Employment Law: Alexis v Westminster Drug Project Case Report | December 2024

Employment Law: Alexis v Westminster Drug Project Case Report | December 2024

This case looks at terminating due to the irretrievable breakdown of the employment relationship. The case further highlights that length of service and alternatives to dismissal are not relevant to a dismissal for some other substantial reason. 

The claimant in this case worked as a receptionist/administrator. They disclosed to their employer that they were dyslexic. A report was prepared by Dyslexia Assessment and Consultancy (DAC) for the claimant, which made various recommendations, including that in any future exams or interviews they should receive additional time. 

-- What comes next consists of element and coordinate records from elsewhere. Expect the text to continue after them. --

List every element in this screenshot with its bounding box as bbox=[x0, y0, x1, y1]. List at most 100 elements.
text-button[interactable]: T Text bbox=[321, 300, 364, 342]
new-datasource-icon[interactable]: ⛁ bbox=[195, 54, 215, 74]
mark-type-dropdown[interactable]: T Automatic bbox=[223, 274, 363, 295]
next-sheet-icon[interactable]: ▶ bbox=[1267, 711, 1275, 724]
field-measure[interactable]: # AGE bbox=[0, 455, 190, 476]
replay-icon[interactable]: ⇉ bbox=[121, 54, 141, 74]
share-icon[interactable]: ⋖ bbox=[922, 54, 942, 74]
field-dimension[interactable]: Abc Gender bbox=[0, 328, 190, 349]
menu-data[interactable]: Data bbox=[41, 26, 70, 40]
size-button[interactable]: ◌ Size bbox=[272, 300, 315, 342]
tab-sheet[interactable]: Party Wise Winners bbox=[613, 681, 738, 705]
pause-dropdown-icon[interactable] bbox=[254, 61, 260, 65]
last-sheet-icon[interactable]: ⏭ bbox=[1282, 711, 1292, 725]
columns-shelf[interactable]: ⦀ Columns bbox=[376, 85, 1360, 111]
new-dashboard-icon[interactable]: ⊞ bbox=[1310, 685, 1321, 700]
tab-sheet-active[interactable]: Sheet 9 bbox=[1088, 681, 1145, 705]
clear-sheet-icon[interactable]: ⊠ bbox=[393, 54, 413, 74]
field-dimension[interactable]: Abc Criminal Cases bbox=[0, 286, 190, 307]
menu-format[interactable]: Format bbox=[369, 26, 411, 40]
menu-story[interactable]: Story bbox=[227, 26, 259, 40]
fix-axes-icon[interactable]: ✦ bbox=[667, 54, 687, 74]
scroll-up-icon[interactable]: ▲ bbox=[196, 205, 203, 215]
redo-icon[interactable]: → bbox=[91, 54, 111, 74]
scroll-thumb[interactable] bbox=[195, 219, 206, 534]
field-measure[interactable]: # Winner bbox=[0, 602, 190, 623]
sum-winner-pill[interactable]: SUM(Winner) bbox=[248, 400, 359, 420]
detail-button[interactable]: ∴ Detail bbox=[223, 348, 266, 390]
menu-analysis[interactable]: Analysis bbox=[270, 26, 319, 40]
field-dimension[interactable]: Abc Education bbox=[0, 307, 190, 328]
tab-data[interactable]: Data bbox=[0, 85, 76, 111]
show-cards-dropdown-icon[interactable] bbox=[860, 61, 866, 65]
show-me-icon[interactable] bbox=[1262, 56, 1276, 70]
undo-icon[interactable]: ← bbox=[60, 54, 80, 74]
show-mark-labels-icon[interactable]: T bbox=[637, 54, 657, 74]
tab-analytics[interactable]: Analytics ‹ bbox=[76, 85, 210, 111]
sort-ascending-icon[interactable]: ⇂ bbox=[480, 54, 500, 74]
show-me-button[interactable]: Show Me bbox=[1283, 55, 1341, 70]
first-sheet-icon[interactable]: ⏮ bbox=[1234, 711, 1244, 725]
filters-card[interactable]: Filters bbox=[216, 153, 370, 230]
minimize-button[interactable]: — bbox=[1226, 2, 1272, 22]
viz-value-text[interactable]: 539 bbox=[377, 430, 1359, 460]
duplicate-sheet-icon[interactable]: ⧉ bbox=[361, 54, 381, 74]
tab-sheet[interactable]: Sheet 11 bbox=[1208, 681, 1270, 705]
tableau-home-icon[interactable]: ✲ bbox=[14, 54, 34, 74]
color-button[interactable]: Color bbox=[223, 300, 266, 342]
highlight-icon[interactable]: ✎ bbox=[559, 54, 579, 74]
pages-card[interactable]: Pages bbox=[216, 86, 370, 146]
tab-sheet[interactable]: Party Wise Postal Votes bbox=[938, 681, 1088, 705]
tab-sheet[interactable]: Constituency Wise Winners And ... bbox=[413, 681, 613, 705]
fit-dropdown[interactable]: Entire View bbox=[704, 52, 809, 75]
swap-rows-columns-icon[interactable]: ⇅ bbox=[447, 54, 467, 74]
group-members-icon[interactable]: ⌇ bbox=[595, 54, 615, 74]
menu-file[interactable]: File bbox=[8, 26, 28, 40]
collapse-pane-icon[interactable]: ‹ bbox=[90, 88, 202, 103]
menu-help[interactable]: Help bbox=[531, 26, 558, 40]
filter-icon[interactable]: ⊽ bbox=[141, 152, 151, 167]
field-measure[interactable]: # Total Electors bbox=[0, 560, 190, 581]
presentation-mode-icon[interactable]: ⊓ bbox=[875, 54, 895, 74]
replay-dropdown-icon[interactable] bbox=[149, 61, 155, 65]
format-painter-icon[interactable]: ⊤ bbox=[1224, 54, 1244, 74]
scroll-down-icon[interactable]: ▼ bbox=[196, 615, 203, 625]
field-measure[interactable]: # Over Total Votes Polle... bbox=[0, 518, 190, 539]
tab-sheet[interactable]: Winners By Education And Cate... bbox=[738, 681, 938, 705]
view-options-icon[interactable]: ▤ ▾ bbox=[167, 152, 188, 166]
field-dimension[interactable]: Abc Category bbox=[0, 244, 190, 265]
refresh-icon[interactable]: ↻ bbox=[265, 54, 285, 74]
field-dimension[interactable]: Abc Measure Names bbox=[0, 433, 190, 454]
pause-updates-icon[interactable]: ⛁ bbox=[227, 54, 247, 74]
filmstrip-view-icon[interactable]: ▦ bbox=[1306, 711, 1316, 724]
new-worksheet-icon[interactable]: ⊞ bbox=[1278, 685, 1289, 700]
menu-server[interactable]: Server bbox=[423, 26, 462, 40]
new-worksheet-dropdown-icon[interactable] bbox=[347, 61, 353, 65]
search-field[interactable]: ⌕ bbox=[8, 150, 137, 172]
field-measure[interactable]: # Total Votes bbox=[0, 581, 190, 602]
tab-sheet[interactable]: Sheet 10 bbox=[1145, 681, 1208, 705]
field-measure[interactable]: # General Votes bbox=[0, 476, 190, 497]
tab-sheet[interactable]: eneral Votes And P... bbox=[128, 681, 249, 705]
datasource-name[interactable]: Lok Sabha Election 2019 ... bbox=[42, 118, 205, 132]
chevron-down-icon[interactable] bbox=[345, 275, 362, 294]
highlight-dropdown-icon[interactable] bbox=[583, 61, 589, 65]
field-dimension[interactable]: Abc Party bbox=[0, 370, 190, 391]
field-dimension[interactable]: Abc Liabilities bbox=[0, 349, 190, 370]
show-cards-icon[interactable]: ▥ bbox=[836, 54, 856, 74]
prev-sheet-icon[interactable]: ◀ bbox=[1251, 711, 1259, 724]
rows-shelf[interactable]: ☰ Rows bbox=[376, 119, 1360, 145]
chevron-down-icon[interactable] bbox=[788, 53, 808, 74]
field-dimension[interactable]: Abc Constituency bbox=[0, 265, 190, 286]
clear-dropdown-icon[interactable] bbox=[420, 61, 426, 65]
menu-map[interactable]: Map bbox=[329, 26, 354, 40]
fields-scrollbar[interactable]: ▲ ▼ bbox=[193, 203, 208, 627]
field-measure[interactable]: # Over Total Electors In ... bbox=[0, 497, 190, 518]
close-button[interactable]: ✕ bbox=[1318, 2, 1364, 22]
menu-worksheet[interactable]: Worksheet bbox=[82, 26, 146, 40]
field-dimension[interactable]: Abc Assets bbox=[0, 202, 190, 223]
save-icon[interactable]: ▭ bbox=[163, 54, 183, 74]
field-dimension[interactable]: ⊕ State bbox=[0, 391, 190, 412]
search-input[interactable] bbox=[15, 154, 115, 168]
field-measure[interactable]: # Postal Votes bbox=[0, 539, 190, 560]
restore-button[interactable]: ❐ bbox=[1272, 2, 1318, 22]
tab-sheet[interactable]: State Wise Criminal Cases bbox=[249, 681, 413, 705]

During a restructuring of the organisation, a competitive interview process was followed due to a reduction in roles. The interviews were ringfenced to a group of employees (including this claimant). The claimant did not request any adjustments as part of the interview process, however as the chair of the interview panel was aware of the reasonable adjustment need, they sent the interview questions shortly before the interview, but there wasn’t any communication alongside this to the claimant. Unfortunately, they were unsuccessful in obtaining a new role. 

The claimant raised a grievance about the interview process saying that they should have been provided with the questions 24 hours in advance. This was rejected, as it was considered that 15 minutes in advance was a reasonable adjustment.  

The claimant subsequently appealed against this decision. As a result, they were offered another interview with a new set of questions, the interview would be extended, and the question headings and a summary of competencies would be provided 24 hours in advance.  

This outcome was not accepted by the claimant which led to them raising further concerns including a claim of discrimination.  

The claimant was called to a meeting to discuss whether their continued employment was tenable as the employer believed that relations, trust and confidence between the claimant and the employer had irretrievably broken down. 

The claimant was informed that the meeting was to establish whether there was “some other substantial reason” for their dismissal. 

The claimant was dismissed with notice for some other substantial reason. They brought various claims, including unfair dismissal. 

The Employment Tribunal rejected the employee’s claim on the basis that the employer genuinely and reasonably believed in the irretrievable breakdown, a reasonable process had been followed and the claimant had been given an opportunity to put forward their arguments. The dismissal was therefore judged to be a fair one. 

The claimant appealed on the grounds that no sufficient consideration had been given to their length of service or an alternative to dismissal.  

The EAT judged that the dismissal was fair on the basis that consideration to their length of service or an alternative to dismissal was not relevant in this case. 

What can we learn from this case: 

The CIPD highlight that this is an interesting case ‘…as the employer faced a number of challenges from the employee to their process. Despite providing several options for the procedure to continue, the employee rejected them all and as a result, the employer was reasonable in terminating the employment due to the irretrievable breakdown of the relationship’. The employer was able to present evidence to the tribunal that they had taken all steps necessary and followed a fair and reasonable process.